Hunter has obviously picked up quite a bit of business acumen along the way. But he says the most valuable thing a biotech executive can learn is to be aware of what he doesn’t know.
“Nobody, no matter how smart they think they are, could ever be an expert in all the facets of this business. There’s just way too much to it. And the sooner you realize that you don’t know everything, and the sooner you realize the difference between the stuff you know really well and the stuff you don’t know at all but you like to pretend you do, the better off you’re going to be.
“It takes a lot of people to bring something through to the finish line and you need to give up power and give up ego and give up credit, and bring in people who know what the hell they’re doing to do the job,” he says. “So you’ve got to know what you don’t know.”
He remains active in the science side of the company, but has come to love the business side as well.
“I still write a fair number of patents, and R&D still reports to me. They don’t let me put on a lab coat in case I break something, but I still have a fair bit of a say as to which fields we go into or what things we develop or what experiments or things we undertake,” he says. Hunter would miss the scientific side if he had to give it up completely, but has embraced the broad spectrum of his business role.
“I like the diversity of it all, to tell you the truth,” he says, citing Angiotech’s partnership agreements as an example. “I really enjoy that interaction. I enjoy the combining of corporate visions into products. Combining our strengths with other companies’ strengths to be able to do things faster.” Hunter laughs and adds, “I love going to work.”

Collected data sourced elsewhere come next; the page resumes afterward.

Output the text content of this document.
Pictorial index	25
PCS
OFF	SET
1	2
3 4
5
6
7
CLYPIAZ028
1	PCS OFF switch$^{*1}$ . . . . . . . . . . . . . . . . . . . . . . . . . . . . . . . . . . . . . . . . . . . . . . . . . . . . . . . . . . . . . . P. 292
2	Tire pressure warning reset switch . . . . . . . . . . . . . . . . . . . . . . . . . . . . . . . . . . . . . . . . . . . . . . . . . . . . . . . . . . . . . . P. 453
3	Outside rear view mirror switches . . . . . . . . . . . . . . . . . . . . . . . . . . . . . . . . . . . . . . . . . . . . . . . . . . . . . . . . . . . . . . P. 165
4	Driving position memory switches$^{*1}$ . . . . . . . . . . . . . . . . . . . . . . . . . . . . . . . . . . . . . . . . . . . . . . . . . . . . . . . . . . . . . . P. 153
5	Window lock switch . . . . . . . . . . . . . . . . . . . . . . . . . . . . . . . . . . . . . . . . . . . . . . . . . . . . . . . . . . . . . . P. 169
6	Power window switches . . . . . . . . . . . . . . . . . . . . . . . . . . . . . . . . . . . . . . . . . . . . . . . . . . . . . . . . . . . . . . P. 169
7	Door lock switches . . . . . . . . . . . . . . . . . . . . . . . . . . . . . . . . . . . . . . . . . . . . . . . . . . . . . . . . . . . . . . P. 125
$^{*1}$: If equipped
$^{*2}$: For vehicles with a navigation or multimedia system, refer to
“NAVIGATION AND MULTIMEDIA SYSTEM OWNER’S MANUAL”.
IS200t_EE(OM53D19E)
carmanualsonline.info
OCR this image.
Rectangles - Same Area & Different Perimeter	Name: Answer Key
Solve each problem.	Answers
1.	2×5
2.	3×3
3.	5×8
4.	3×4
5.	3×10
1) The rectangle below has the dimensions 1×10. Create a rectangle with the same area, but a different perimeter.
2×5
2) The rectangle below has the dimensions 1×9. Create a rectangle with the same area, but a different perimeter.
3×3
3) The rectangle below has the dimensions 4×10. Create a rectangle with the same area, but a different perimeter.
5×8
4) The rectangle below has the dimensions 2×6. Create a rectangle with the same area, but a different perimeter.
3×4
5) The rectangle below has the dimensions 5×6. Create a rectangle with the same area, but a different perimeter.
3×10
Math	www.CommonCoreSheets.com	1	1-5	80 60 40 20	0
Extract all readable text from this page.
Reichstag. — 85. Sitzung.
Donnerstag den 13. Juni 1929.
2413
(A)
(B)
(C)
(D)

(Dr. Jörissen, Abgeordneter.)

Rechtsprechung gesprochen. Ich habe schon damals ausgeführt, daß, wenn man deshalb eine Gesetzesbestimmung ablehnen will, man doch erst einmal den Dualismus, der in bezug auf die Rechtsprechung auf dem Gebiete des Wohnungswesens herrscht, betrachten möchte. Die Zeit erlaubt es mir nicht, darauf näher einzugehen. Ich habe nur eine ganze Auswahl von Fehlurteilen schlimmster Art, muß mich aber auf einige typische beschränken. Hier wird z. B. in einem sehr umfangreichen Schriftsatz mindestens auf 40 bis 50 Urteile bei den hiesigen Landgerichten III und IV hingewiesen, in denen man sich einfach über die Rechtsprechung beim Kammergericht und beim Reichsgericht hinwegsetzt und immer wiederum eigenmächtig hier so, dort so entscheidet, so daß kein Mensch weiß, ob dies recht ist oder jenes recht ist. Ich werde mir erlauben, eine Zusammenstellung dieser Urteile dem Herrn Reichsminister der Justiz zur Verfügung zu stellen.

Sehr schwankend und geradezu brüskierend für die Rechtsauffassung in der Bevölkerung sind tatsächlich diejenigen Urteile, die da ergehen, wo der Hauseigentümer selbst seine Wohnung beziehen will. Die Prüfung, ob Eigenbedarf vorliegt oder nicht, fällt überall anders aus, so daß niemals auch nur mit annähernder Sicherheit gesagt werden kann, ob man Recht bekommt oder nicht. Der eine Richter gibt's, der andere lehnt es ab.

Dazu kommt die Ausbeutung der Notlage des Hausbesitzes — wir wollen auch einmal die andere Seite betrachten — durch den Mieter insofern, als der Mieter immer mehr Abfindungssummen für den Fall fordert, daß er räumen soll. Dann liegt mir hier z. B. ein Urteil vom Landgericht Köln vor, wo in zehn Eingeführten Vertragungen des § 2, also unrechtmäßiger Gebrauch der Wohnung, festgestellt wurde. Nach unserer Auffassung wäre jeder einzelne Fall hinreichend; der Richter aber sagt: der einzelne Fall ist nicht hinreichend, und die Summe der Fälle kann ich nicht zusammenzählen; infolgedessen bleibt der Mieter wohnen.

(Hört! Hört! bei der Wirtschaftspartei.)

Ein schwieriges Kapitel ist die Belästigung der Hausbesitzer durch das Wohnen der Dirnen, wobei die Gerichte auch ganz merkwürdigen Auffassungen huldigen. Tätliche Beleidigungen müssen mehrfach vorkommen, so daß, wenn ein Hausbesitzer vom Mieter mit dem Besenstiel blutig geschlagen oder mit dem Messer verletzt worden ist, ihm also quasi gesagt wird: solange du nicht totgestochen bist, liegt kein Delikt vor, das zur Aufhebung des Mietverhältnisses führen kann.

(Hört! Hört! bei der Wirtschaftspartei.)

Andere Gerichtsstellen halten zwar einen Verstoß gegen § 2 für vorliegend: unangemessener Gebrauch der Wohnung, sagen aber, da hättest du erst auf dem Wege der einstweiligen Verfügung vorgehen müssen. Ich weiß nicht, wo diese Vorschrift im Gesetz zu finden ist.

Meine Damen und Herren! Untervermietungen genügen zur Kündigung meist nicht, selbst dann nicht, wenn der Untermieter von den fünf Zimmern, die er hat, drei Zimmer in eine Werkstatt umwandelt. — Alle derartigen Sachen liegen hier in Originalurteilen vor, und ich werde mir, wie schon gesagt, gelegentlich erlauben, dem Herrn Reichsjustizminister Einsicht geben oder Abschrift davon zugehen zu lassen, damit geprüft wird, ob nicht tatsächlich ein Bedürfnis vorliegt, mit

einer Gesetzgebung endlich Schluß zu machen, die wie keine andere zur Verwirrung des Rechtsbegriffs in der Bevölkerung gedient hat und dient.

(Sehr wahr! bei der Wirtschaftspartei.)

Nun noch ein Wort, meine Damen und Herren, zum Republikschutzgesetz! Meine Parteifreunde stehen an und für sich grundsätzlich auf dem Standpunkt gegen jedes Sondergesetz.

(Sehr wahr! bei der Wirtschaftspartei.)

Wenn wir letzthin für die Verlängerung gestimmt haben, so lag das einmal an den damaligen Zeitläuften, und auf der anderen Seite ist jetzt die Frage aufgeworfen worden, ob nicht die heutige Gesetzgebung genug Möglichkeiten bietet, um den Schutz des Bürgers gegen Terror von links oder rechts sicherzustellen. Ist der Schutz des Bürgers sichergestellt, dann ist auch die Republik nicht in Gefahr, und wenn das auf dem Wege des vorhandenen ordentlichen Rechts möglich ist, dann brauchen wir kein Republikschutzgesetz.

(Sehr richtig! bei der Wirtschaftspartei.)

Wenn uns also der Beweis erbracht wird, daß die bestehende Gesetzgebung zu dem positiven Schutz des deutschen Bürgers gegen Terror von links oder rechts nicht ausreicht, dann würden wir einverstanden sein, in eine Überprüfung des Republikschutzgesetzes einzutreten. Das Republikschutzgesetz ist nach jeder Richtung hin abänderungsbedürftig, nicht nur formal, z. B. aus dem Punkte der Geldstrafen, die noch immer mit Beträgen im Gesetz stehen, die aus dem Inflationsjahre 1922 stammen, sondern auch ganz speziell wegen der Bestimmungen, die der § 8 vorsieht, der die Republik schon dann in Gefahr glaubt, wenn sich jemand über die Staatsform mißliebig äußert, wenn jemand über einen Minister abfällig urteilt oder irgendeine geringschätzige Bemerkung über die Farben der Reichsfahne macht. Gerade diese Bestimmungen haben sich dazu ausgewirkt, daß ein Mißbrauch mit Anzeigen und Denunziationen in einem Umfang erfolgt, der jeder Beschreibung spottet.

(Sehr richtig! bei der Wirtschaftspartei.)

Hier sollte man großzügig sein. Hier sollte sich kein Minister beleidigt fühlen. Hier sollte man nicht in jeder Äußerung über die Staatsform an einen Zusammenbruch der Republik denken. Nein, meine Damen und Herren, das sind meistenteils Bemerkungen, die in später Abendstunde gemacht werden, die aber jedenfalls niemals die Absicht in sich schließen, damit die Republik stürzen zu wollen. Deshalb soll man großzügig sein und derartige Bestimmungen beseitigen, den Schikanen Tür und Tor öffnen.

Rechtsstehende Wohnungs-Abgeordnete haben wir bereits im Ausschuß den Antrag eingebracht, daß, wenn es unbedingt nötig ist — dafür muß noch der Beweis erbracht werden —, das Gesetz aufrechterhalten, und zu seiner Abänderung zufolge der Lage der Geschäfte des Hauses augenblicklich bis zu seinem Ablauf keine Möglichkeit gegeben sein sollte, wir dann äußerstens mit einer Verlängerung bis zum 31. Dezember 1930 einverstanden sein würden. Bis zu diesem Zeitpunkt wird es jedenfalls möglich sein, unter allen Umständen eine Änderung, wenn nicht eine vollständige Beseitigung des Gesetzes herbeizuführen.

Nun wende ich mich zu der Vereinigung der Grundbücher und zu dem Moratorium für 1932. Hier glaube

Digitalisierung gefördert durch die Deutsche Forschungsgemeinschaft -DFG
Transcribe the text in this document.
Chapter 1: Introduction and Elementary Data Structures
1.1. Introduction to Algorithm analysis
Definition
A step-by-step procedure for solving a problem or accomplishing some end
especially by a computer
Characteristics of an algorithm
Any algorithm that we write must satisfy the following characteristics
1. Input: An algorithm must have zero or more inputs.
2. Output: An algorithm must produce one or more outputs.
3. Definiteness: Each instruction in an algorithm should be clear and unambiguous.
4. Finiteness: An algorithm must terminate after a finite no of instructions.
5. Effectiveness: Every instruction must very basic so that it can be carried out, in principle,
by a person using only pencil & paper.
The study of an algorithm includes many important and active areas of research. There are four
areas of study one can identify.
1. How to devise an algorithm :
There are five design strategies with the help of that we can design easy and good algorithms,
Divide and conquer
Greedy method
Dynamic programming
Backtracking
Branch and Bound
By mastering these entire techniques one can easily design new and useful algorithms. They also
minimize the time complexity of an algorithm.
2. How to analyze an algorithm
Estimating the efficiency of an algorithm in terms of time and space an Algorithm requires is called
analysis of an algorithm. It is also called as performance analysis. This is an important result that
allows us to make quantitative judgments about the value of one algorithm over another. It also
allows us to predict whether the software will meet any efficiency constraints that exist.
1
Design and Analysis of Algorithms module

And there’s plenty to do. Angiotech’s plans include drug-loading the devices that it acquired when it bought Cohesion, which include CoStasis®, a sprayable liquid hemostat to control bleeding in surgical procedures, and the surgical sealant CoSeal®.
“We think we’re going to be able to make a surgical implant to prevent bypass failure, for example, which we think is really innovative and is almost ready to go into clinic,” Hunter says. “We think that we’re going to be able to make a sprayable barrier that can prevent scarring and stop bowel obstruction and infertility in women. Both those programs are either in the clinic now or will be by the end of this year. I think those will be important products for us.”
Hunter says Angiotech’s potential product pipeline is much broader than the drug-coated stent that is most associated with the company name.
“We tend to be known as the stent guys. Obviously we’re very proud of that program, but I think that the premise is a lot more significant than just the stent,” Hunter says. He estimates that 280 million pieces of medical hardware are implanted in the human body every year. “Any time you put a foreign body into a human being, sometimes it can elicit a response that you don’t want that makes that device malfunction,” he says. “So we think that same premise of using therapeutics on devices has an enormous number of opportunities, and obviously there are 279 million implants that aren’t stents, and we think there are a lot of them that we can expand into.”
That’s a big vision for Angiotech, but it’s one that Hunter believes the company is capable of fulfilling.
“We’d like to be something important. I really don’t want us to be a footnote,” Hunter says. “We actually believe we can build a business here. We actually think that there’s a need for merging drugs and devices. We actually think that we are at the front of a wave of convergence in medicine, and that we are the company that will lead that charge.”